Let her know you’re counting on her.
“I regularly tell my mom I need her around, and there are stories only she can tell my daughter,” says Rocky. “Her memory is good, and we laugh a lot about the past. I also learn things about her youth that I never knew.” Letting your loved one know how much she matters is a simple way to bolster her esteem and motivate her to comply with her treatment—without having to nag. And there’s a bonus: People with chronic conditions who feel needed and valued generally have a more positive view, accept aging and its changes, and feel healthier.
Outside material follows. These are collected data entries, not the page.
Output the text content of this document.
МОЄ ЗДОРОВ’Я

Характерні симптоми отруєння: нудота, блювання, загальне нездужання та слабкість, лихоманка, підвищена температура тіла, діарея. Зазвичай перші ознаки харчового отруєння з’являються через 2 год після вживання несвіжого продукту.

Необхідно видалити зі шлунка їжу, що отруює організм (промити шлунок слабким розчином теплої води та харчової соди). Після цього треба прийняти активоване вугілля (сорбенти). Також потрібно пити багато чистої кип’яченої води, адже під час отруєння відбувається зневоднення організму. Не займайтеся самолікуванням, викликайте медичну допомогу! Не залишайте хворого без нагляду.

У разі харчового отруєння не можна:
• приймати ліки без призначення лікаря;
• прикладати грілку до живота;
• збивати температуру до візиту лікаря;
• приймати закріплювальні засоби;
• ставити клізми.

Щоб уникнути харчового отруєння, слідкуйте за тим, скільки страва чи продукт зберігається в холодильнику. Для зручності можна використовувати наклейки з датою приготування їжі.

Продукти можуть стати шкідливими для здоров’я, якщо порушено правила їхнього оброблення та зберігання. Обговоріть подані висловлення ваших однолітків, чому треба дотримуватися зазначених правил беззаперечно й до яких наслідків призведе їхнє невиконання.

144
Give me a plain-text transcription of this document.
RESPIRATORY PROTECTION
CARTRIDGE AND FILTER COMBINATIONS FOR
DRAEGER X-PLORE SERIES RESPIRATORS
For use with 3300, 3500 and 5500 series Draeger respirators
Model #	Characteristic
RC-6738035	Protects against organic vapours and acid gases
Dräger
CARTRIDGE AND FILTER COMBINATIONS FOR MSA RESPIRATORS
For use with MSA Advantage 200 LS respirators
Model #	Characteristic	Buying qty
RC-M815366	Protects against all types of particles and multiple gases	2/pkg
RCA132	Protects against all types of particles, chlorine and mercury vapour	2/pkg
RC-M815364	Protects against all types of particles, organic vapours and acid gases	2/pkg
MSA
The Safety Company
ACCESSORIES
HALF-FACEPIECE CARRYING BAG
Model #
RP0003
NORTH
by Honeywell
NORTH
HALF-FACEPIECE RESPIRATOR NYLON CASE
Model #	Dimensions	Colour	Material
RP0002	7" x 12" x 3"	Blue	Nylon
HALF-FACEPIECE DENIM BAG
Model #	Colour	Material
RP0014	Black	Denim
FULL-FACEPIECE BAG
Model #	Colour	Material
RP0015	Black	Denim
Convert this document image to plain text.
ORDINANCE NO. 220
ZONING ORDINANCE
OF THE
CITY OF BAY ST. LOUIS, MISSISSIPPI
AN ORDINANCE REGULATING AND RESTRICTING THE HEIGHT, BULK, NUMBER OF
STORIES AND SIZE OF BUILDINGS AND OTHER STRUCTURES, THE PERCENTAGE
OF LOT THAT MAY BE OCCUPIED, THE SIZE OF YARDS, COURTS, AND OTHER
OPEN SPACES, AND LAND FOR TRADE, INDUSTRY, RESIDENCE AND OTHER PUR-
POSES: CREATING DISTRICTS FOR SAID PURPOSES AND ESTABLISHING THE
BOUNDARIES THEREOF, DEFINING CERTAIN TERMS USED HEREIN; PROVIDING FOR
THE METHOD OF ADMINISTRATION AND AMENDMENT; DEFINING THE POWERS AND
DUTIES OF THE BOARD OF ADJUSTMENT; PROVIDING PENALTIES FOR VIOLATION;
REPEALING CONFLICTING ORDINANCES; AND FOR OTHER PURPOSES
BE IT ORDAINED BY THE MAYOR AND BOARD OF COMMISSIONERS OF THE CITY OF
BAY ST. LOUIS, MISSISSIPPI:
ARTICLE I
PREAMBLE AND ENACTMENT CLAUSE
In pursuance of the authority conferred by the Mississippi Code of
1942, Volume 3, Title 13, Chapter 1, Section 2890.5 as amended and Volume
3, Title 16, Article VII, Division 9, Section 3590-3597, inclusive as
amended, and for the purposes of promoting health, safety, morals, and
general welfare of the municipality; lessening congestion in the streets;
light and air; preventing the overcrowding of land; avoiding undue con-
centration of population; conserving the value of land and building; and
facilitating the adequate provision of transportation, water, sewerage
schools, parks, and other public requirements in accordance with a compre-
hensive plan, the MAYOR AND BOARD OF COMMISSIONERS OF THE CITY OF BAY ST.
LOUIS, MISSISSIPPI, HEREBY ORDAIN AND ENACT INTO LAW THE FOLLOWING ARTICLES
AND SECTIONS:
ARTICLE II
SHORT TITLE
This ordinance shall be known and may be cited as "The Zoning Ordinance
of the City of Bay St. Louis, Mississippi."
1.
Dish out healthy food for the whole family.
“We invite my mom to spend the day with us,” says Rocky, who notes that the meals they cook up include lots of fresh veggies, whole grains and lean protein. That means everyone at the table enjoys well-balanced meals. Bottom line: Everyone eats healthfully, and Ruby isn’t made to feel like she’s a bother.

Keep things upbeat.
Luckily, Rocky doesn’t have to work too hard at keeping Ruby’s spirits high. “My mom has been through a lot with her diabetes—she lost a leg several years ago and has been wheelchair-bound for about seven years—yet she’s never lost her positive attitude,” says Rocky. “Staying optimistic is one of the most important lessons I’ve learned from her.” What to do if you’re caring for a loved one who’s not a natural optimist? Help her see the silver lining. Try saying, “Isn’t it nice that we’re spending more time together?” Encourage her to pursue a goal, like knitting a scarf or reading several books by a favorite author. If she seems sad or anxious, let her know it’s okay to vent. Ask, “Is there something on your mind?” Talking can help to relieve stress.

Anticipate needs.
It’s hard for Ruby to get around, but Rocky takes the initiative by making appointments for her and getting her places so she doesn’t even have to ask for help—something that’s hard for many people with chronic health conditions. “Once a week I pick her up and we go out...shopping, lunch, trips to the hairdresser,” he says. It’s a fun outing and a special time for just the two of them.